Chinese Academy of Sciences, China

Keynote: Integrated narrow bandpass filters array for miniature spectrometer

Time : 00

OMICS International Photonics 2017 International Conference Keynote Speaker Shao-Wei Wang  photo

Shao-Wei Wang received his Ph.D. (2003) degree in microelectronics and solid state electronics from Shanghai Institute of Technical Physics, Chinese Academy of Sciences, China. He is a professor of the institute and works at National Laboratory for Infrared Physics from 2010. His research interests include artificial photonic structure and devices, such as interaction between high-Q optical cavity and low-dimensional materials, integrated-cavities for miniature spectrometers, solar selective absorbers, metamaterial polarizers, and optical thin films. He has published more than 50 research papers and authorized one US patent. He got LU JIAXI Young talent award (2009), RAO YUTAI basic optical award (2007) , National Natural science award (2014, 4th principal achiever), National Technological Invention Award (2011, 5th principal achiever), Shanghai Technological Invention Award (2010, 7th principal achiever), Shanghai Natural science award (2007, 5th principal achiever), etc.


Compact, lightweight, and rigid miniature spectrometers without moving parts are needed for a wide variety of applications, including space applications, where every inch of payload counts. Miniaturization increases the portability and paves the way for making in situ spectral measurements for daily life of Food-safety and health etc. It also eases the integration of microspectrometers and miniature spectrometers into other technologies, such as microelectronics, and helps to realize lab-on-a-chip devices.

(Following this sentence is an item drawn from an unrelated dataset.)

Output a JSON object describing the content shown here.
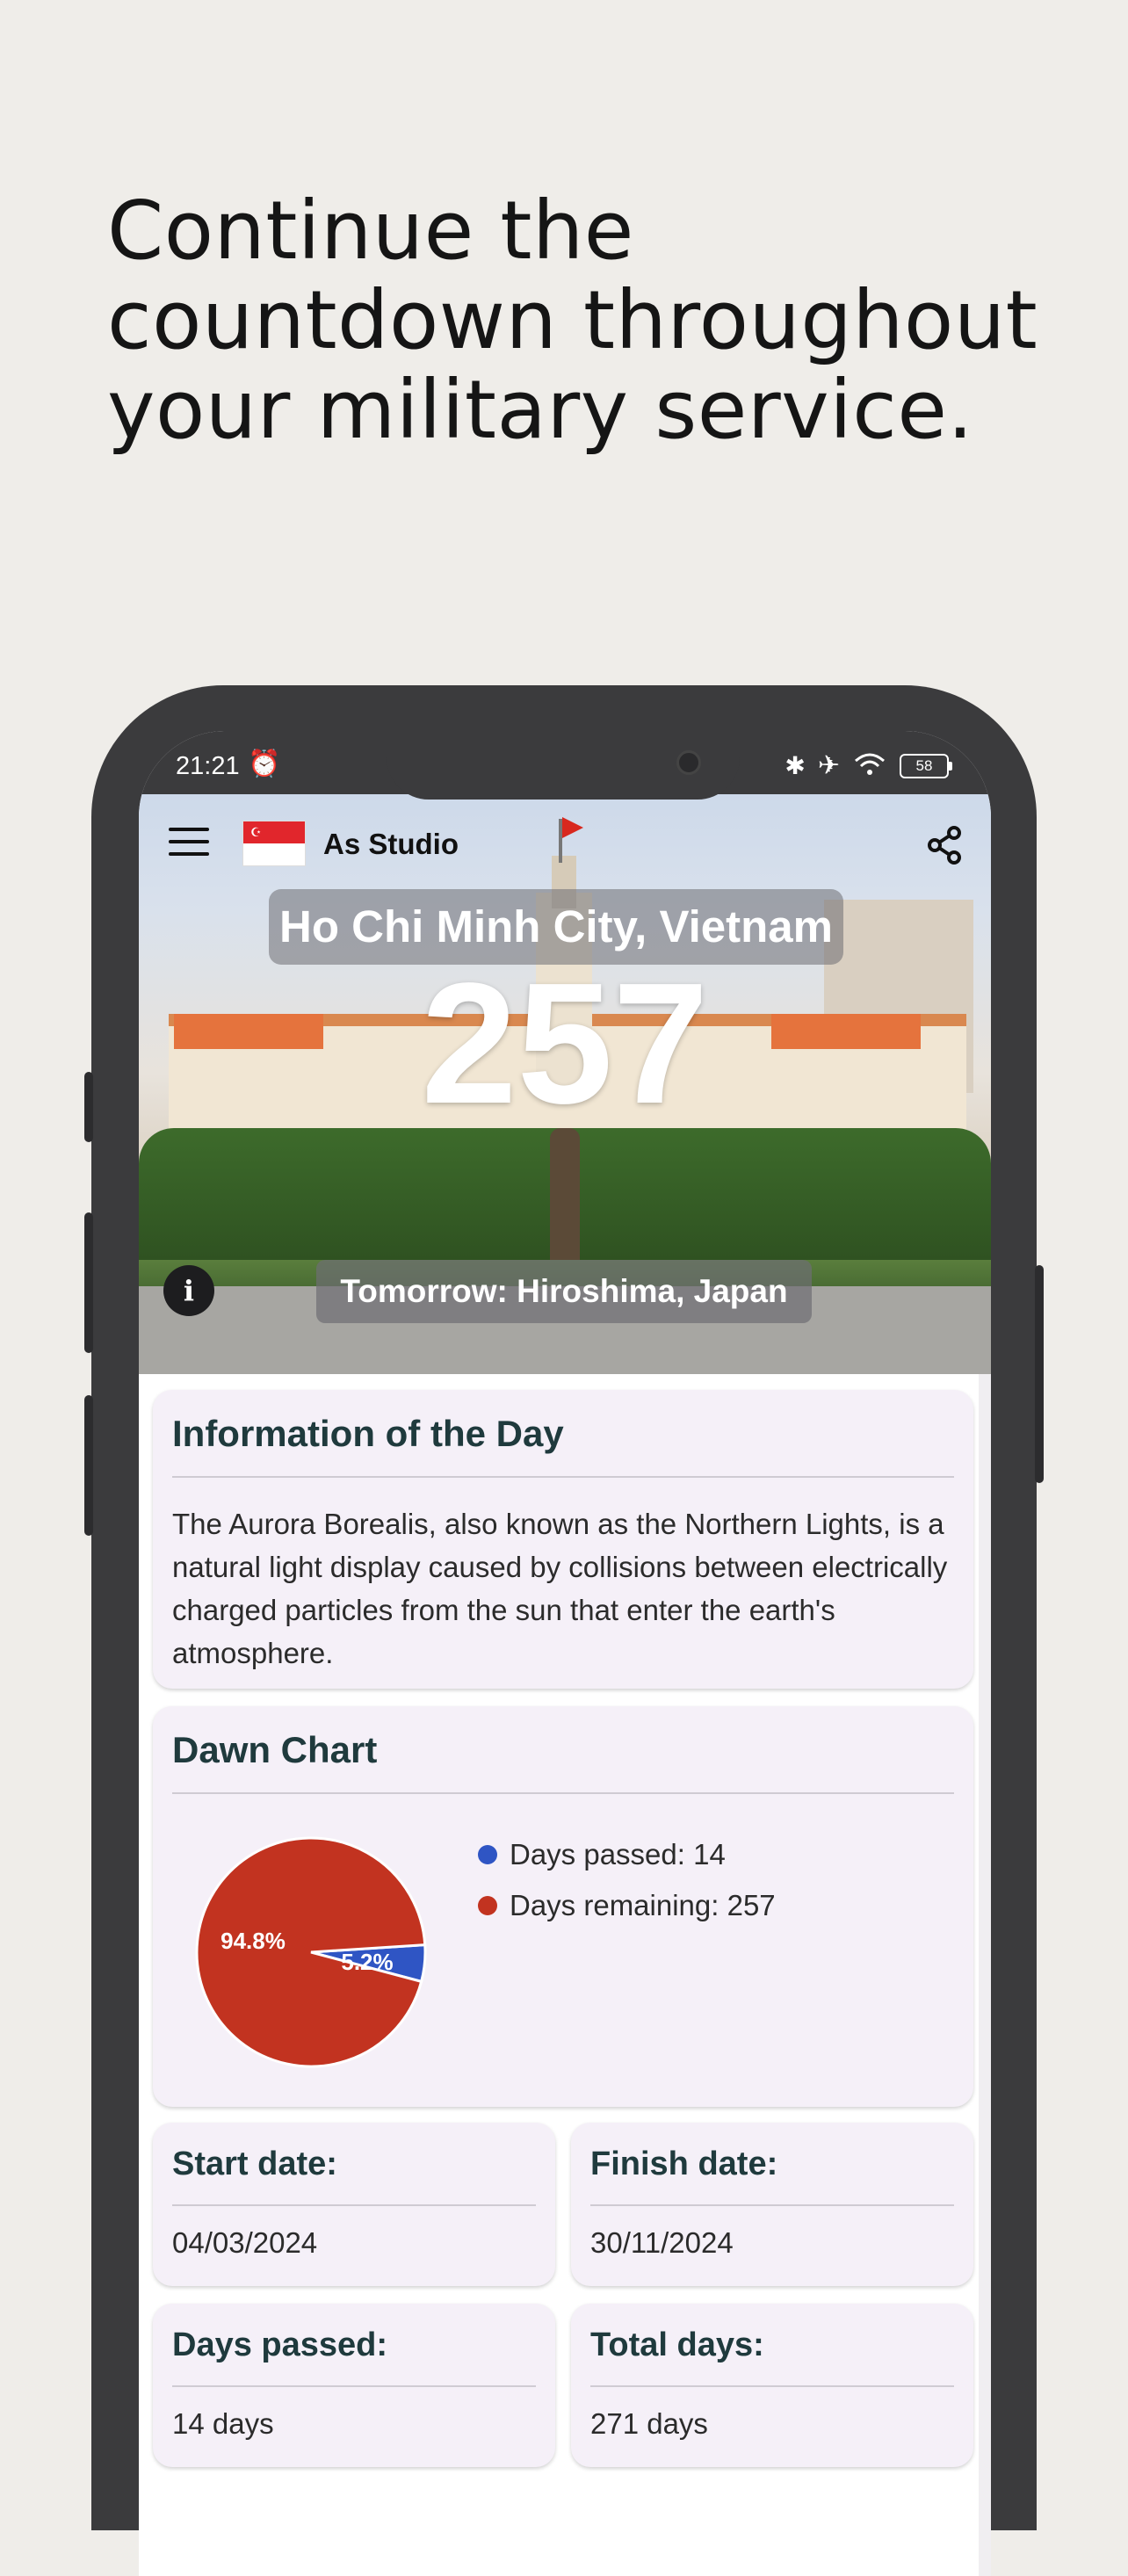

  It attracts many research interests in recent years. There are many novel wavelength devision approaches have been proposed for miniature spectrometers, such as colloidal quantum dot spectrometer and disordered photonic chip. The optical filter array is one of the most important components in wavelength-division multiplexing, multispectral devices, and parallel array optics, which are widely used in communication and electrooptical systems.

We proposed and realized the concept of integrated narrow bandpass filter array from 2004, which can totally match with detectors array with very high spectral resolution and high structure & spectrum flexibility, and resulting in simple structure and small volume with high reliability. We developed the combinatorial etching technique and combinatorial deposition technique for fabrication of such devices. We also demonstrated a concept of a high-resolution miniature spectrometer using an integrated filter array. Such a device has already been succefully used in a multi-spectral luminescence imaging for plant growth research setup of Shijian ten satellite launched in 2016.

Recent Publications

  1. Xingxing Liu, Shao-Wei Wang, Hui Xia, Xutao Zhang, Ruonan Ji, Tianxin Li, Wei Lu (2016) Interference-aided spectrum fitting method for accurately film thickness determination. Chinese Optics Letters. 14(8):081203.
  1. Shao-Wei Wang, et al. (2007) Concept of a high-resolution miniature spectrometer using an integrated filter array. Optics Letters 32(6) 632-634.
  1. Shao-Wei Wang, et al. (2007) 128 Channels of integrated filter array rapidly fabricated by using the combinatorial deposition technique. Appl. Phys. B 88(2):281-284.
  1. Shao-Wei Wang, et al. (2006) 16 x 1 integrated filter array in the MIR region prepared by using a combinatorial etching technique. Appl. Phys. B 82(4):637-641.
  1. Shao-Wei Wang, et al. (2006) Integrated optical filter arrays fabricated by using the combinatorial etching technique. Optics Letters 31(3):332-334.